Fred Wu writes:

I work at National Prescribing Services in Australia. I have a database representing say, antidiabetic drug utilisation for the entire Australia in the past few years. I planned to do a longitudinal analysis across GP Division Network (112 divisions in AUS) using mixed-effects models (or as you called in your book varying intercept and varying slope) on this data.

The problem here is: as data actually represent the population who use antidiabetic drugs in AUS, should I use 112 fixed dummy variables to capture the random variations or use varying intercept and varying slope for the model ? Because some one may aruge, like divisions in AUS or states in USA can hardly be considered from a “superpopulation”, then fixed dummies should be used. What I think is the population are those who use the drugs, what will happen when the rest need to use them? In terms of exchangeability, using varying intercept and varying slopes can be justified.

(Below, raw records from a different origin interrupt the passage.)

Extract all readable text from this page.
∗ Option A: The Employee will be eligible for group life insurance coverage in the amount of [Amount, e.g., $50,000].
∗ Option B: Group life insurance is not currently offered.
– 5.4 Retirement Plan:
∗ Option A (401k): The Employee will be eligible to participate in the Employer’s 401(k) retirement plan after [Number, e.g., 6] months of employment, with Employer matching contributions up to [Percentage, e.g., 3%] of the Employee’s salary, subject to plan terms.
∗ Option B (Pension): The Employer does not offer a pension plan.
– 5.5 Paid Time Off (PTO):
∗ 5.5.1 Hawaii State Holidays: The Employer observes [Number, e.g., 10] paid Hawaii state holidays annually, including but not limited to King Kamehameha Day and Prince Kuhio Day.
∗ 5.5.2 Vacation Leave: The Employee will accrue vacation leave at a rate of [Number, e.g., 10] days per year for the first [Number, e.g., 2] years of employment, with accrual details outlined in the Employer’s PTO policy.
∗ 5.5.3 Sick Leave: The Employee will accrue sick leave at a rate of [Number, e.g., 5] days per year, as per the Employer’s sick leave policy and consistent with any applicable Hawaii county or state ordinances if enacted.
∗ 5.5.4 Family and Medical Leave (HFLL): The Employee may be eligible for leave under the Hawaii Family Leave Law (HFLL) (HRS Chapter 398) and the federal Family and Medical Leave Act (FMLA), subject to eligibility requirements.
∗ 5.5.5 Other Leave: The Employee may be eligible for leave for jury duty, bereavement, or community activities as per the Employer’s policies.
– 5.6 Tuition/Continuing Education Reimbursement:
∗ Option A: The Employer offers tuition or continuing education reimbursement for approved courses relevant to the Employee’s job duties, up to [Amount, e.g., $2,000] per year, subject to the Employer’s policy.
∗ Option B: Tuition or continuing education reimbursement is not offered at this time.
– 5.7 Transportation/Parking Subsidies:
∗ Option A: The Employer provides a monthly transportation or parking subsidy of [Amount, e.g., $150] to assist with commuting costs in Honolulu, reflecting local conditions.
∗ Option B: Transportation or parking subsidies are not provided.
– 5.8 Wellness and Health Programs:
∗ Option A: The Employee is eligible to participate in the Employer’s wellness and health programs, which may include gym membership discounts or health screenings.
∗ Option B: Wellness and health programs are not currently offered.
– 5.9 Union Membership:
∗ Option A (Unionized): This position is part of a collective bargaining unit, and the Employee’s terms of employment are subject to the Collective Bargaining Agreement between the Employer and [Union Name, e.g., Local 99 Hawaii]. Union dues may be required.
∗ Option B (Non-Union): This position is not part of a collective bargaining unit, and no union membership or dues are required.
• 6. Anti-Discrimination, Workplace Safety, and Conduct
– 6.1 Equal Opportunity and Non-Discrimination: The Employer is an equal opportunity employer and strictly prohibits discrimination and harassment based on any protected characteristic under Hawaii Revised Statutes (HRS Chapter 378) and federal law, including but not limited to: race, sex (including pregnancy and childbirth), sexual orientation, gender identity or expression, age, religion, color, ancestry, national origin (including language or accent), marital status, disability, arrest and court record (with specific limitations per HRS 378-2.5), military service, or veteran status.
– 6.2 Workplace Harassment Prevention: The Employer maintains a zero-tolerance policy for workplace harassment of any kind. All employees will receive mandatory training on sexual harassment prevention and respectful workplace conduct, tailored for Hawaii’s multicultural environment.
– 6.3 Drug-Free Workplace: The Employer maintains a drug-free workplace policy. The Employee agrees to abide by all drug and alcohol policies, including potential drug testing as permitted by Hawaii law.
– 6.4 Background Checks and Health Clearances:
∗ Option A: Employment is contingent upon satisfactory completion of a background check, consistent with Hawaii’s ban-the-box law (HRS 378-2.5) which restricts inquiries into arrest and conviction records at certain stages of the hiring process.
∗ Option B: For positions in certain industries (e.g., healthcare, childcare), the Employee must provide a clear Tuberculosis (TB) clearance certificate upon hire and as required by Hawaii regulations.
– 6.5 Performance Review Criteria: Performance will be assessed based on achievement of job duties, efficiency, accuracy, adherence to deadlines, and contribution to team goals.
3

Also you provided in your book the various definition on fixed effects and random effects, my own preference in the longitudinal setting is time-invariant covariates are treated as fixed-effects, and time-variant covariates are random effects where the fixed effect parameter is the population average and random effects are subject-specific effects.

My reply:

Even if you only want to estimate these 112 parameters, I’d think you’d want to estimate them as accurately as possible. And I think that would be done using multilevel modeling. There’s no particular reason to expect that least squares is the best way to go, and lots of reasons to expect otherwise. Similarly, in Red State Blue State etc. we’re only interested in our 50 states, not any others—we’re not sitting around waiting for D.C. and Puerto Rico to be added in as #51 and #52—and multilevel modeling is a good way of doing that.

For some justification of multilevel modeling in such situations, see this paper by the Twins.